We can’t put them down. Even for our kids.

So what’s the big deal?

Danger. Danger. Accidents happen.

Oh, joy. A day at the park. The kids can play, and so can you on your smartphone. But when you’re eyes are down you can’t see what they’re up to until it’s too late. Never mind the insanity of texting while driving with your kids in the car, more than 200,000 children ages 14 and younger are treated in U.S. emergency rooms each year for playground-related injuries, according to the Consumer Product Safety Commission.

Distracted, you blow the learning curve.

The new parental-interaction style can interrupt an ancient emotional cueing system, whose hallmark is responsive communication, the basis of most human learning. We’re in uncharted territory.
(Atlantic)

Babies need undivided, uninterrupted face-to-face, eye-to-eye responsive communication. Infants crave our high-pitched baby talk and exaggerated motions. They watch our faces and look into our eyes for social cues. They can’t read those cues when we’re glued to our devices.

More conversations. Less distractions.

Fact is, there’s no substitution for actual conversations and interactions between toddlers and adults as “the key to strong language skills are those back-and-forth fluent conversations between young children and adults.”

This theory was put to the test in Philadelphia where 38 mothers and their 2-year-olds were put in a room. The mothers were told they would teach their toddler two fictitious words: Blicking and Frepping. Blicking was to mean “bouncing”. And frepping was to mean “shaking”. Each mother was then given a phone so the researchers could contact them during the experiment.  The children did not learn the word when the mothers were interrupted by a call. And did when they remained uninterrupted.

Toddlers cannot learn when we break the flow of conversations by picking up our cellphones or looking at the text that whizzes by our screens.
– Hirsh-Pasek, Professor, Temple University and Senior Fellow at Brookings Institute.

Guess we don’t matter.
Being there” without “being present” is proving to be worse than not being there at all.

Whether parents are well-meaning, or just averting shame, they’ll do whatever it takes to make it to the sidelines to cheer their kids on. Children come first, right?  But more often than not, they bring their office with them.

Sorry, I missed your home run, honey.  I had to take a call.  

Be it a call or a text, to your kid, it’s more important than they are. And the more that happens, the more it hurts.

Dad’s phone is more important than I am.

Kids can’t compete with a compulsion.

How can kids compete with a smartphone and the apps designed to swallow us whole? Some don’t even try, leading to anxiety and depression. But others will go to the greatest lengths to get the positive attention they’re begging for. Acting out, seeking the attention of any kind. Believe me, that’s not where you want your kids to go.
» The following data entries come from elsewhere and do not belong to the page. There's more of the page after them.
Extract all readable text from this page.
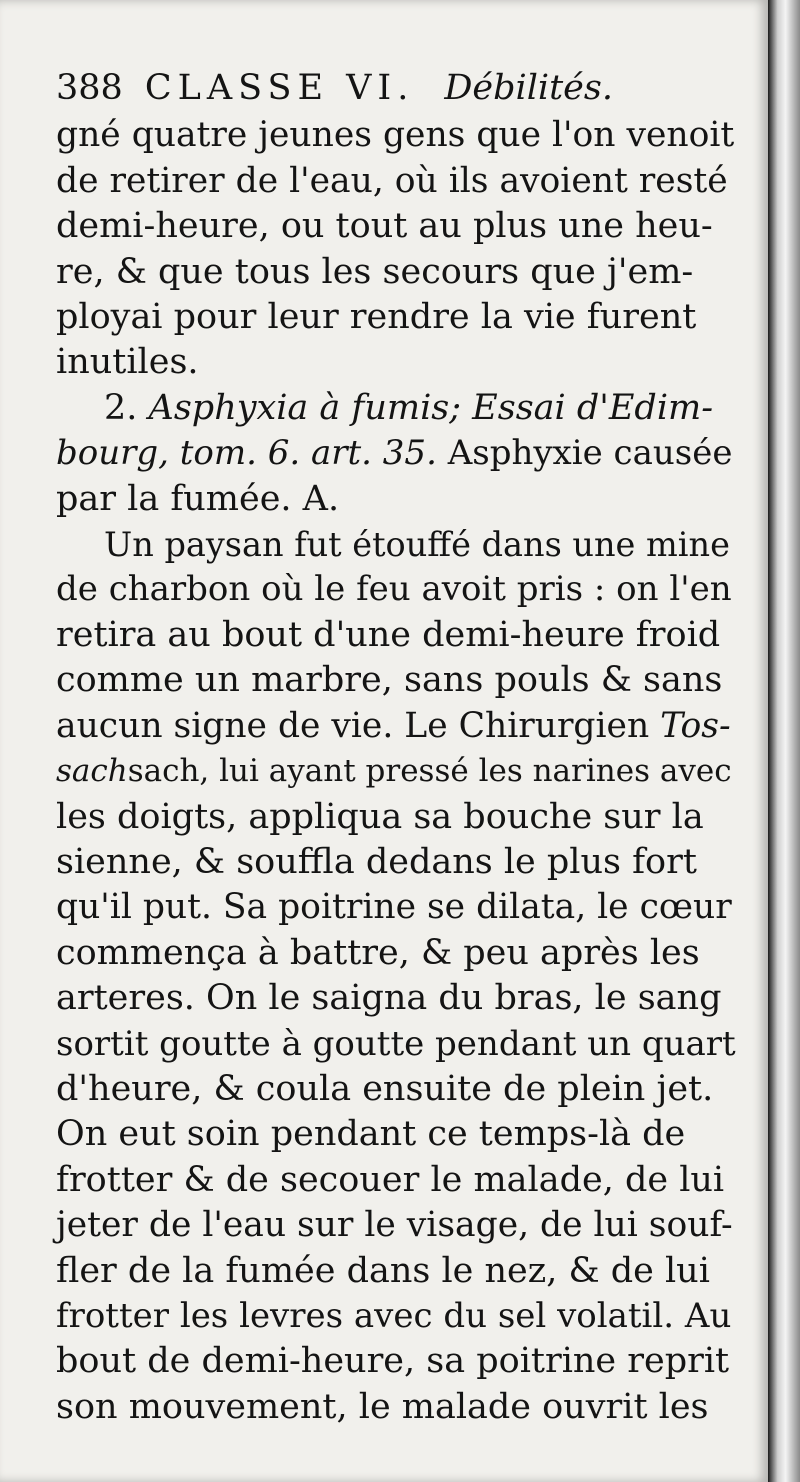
388 CLASSE VI. Débilités.
gné quatre jeunes gens que l'on venoit
de retirer de l'eau, où ils avoient resté
demi-heure, ou tout au plus une heu-
re, & que tous les secours que j'em-
ployai pour leur rendre la vie furent
inutiles.
2.
Asphyxia à fumis; Essai d'Edim-
bourg, tom. 6. art. 35.
Asphyxie causée
par la fumée. A.
Un paysan fut étouffé dans une mine
de charbon où le feu avoit pris : on l'en
retira au bout d'une demi-heure froid
comme un marbre, sans pouls & sans
aucun signe de vie. Le Chirurgien
Tos-
sach sach, lui ayant pressé les narines avec
les doigts, appliqua sa bouche sur la
sienne, & souffla dedans le plus fort
qu'il put. Sa poitrine se dilata, le cœur
commença à battre, & peu après les
arteres. On le saigna du bras, le sang
sortit goutte à goutte pendant un quart
d'heure, & coula ensuite de plein jet.
On eut soin pendant ce temps-là de
frotter & de secouer le malade, de lui
jeter de l'eau sur le visage, de lui souf-
fler de la fumée dans le nez, & de lui
frotter les levres avec du sel volatil. Au
bout de demi-heure, sa poitrine reprit
son mouvement, le malade ouvrit les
Journal of Child Development reported findings that parents who were highly tech-distracted had children with higher rates of acting out through misbehaviors, attention seeking and aggression. Children of tech-distracted parents also showed higher rates of depression and anxiety.

Its time wake up and smell the damage our digital distractions are doing to our kids.
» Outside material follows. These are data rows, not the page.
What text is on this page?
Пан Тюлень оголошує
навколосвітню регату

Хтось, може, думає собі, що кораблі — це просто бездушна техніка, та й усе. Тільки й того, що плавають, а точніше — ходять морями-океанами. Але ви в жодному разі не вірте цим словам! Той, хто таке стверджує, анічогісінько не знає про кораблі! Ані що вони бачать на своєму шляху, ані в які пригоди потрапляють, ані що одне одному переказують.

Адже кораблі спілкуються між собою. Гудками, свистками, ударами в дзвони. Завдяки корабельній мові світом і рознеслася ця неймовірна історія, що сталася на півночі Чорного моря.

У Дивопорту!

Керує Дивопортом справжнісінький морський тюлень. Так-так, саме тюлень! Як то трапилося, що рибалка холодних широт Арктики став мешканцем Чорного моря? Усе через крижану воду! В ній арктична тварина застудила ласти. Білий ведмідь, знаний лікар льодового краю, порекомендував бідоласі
Put down our phones and open our eyes to privilege and joy it is to be truly engaged and enrolled in our kids.

Cold Turkey is never easy, so here are some tips to help!
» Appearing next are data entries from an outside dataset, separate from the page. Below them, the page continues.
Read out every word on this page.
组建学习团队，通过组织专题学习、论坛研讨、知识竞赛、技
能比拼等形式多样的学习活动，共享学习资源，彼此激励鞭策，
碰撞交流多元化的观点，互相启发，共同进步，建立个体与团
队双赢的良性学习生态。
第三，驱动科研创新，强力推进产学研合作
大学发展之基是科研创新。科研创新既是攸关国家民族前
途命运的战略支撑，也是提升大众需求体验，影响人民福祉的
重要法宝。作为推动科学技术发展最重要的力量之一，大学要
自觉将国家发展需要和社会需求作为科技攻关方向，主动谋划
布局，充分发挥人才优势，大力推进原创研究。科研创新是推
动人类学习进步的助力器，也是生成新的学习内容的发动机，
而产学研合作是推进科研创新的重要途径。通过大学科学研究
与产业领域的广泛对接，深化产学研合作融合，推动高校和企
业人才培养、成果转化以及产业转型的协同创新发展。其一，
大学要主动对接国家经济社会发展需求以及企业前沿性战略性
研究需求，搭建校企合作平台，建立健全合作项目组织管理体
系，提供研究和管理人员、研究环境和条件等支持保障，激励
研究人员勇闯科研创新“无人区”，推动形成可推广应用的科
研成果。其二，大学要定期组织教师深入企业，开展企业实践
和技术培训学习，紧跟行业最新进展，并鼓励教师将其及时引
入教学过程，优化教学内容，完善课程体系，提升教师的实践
Challenge yourself to a Device-Free Weekend!
See how it feels. Be present to what shows up. Let others know what you’re up to and challenge them to do the same.

(Leave a message on your voicemail and an email auto-response in case there’s an emergency.)

Nix the Notifications.
Silence is golden! You won’t answer what you can’t hear.

Schedule Tech-Free Quality Time
Reserve yours and occasions that would be better spent with connecting to loved ones, including you.

Prioritize Your Home Screen.
Reserve the front screen for the functional apps (weather, calendar, maps, etc.) Move those habit-forming apps to the 2nd and 3rd screens.

Schedule Social Time.
No more than 10-15 minutes twice a day. And to prevent falling in the social media chasm, use and set a timer app.

Remember. It’s not about you, it’s all about them.